WHO and the United Nations: standards, surveillance, and the International Health Regulations
The World Health Organization is the health authority within the United Nations system and assists countries in 149 member states. The International Health Regulations provide the framework for outbreak discovery, reporting, and response. The International Health Regulations, and the global shared standards, helps facilitate rapid action. The successful past initiatives—eradication of smallpox and the near eradication of poliomyelitis—are testament to the effectiveness of shared guidance in response to public health emergencies.
Universal health coverage and achieving SDG health-related targets
Universal health coverage is the foundation of resilience. When individuals can obtain essential health services without incurring financial hardship, systems are less susceptible to shocks. Many countries have deficits in essential primary care, maternal-child health services, and emergency preparedness. To achieve the Sustainable Development Goals by 2025, it is critical to eliminate funding and service gaps.
Interdisciplinary collaboration through public health, clinical care, and community development.
Resilience, in practice, is a combination of public teams, clinicians, and community development. Clinicians, doctor, nurses, community health workers, and public teams perform better when they are supported with sensible policy and stable funding sources.
- Enhance or develop surveillance and data systems that ensure early detection and location of threats to health.

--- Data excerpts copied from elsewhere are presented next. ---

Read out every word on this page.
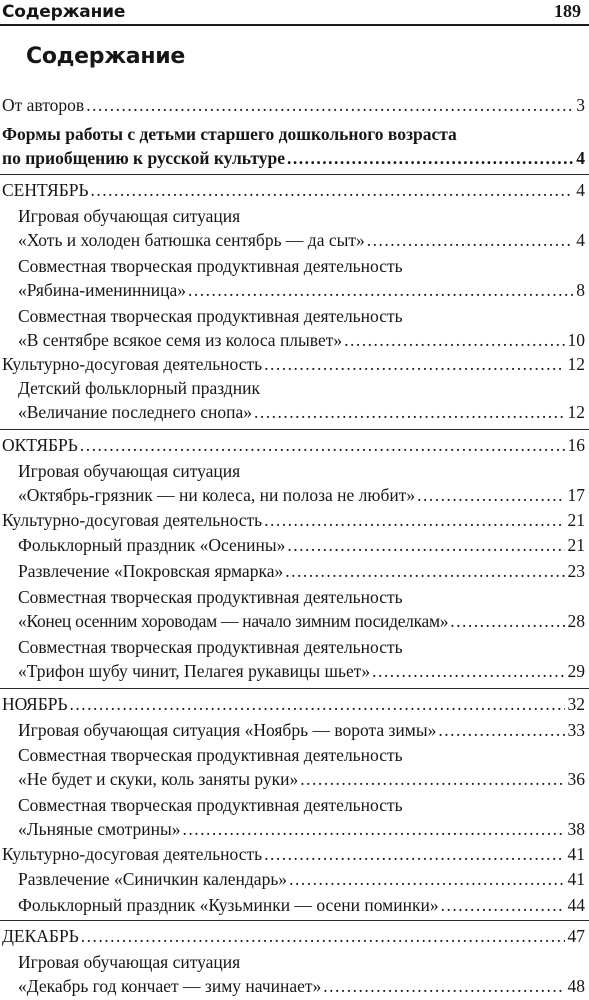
Содержание	189
Содержание
От авторов .....	3
Формы работы с детьми старшего дошкольного возраста
по приобщению к русской культуре .....	4
СЕНТЯБРЬ .....	4
Игровая обучающая ситуация
«Хоть и холоден батюшка сентябрь — да сыт» .....	4
Совместная творческая продуктивная деятельность
«Рябина-именинница» .....	8
Совместная творческая продуктивная деятельность
«В сентябре всякое семя из колоса плывет» .....	10
Культурно-досуговая деятельность .....	12
Детский фольклорный праздник
«Величание последнего снопа» .....	12
ОКТЯБРЬ .....	16
Игровая обучающая ситуация
«Октябрь-грязник — ни колеса, ни полоза не любит» .....	17
Культурно-досуговая деятельность .....	21
Фольклорный праздник «Осенины» .....	21
Развлечение «Покровская ярмарка» .....	23
Совместная творческая продуктивная деятельность
«Конец осенним хороводам — начало зимним посиделкам» .....	28
Совместная творческая продуктивная деятельность
«Трифон шубу чинит, Пелагея рукавицы шьет» .....	29
НОЯБРЬ .....	32
Игровая обучающая ситуация «Ноябрь — ворота зимы» .....	33
Совместная творческая продуктивная деятельность
«Не будет и скуки, коль заняты руки» .....	36
Совместная творческая продуктивная деятельность
«Льняные смотрины» .....	38
Культурно-досуговая деятельность .....	41
Развлечение «Синичкин календарь» .....	41
Фольклорный праздник «Кузьминки — осени поминки» .....	44
ДЕКАБРЬ .....	47
Игровая обучающая ситуация
«Декабрь год кончает — зиму начинает» .....	48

- Ensure that supply chains exist to prevent disruption of treatment and routine services.
- Support the workforce and local development, such that care is timely and accessible.
Aligning national plans with SDG targets and committing to achieving universal health comes with a clear path to coordinate overall strategies. Mobilizing ongoing learning across borders spreads what works faster and reduces the toll from future crises.
Conclusion
Bold actions taken in 2025 can shift the difficult trends into improved futures for those people and places that need health system improvement the most.
Address noncommunicable and communicable diseases in parallel, so that care and prevention work seamlessly together. Restore routine services settings and build health systems so that we stop avoidable deaths now and reduce disruption during crises.
Address the twin nutrition crises of obesity and undernutrition while also increasing access to mental health services and combating stigma at both workplace and community levels.
Reduce barriers to health service access for migrants, refugees, and persons with disabilities using inclusive benefits, better data, and more community services. Provide sustained attention to HIV, tuberculosis, and malaria and continue to catch up on vaccination strategies.
Invest in routine surveillance for diabetes and cancer treatment pathways and workforce. If our priorities align, the world can shift the curve on the most important global health crises this year and beyond.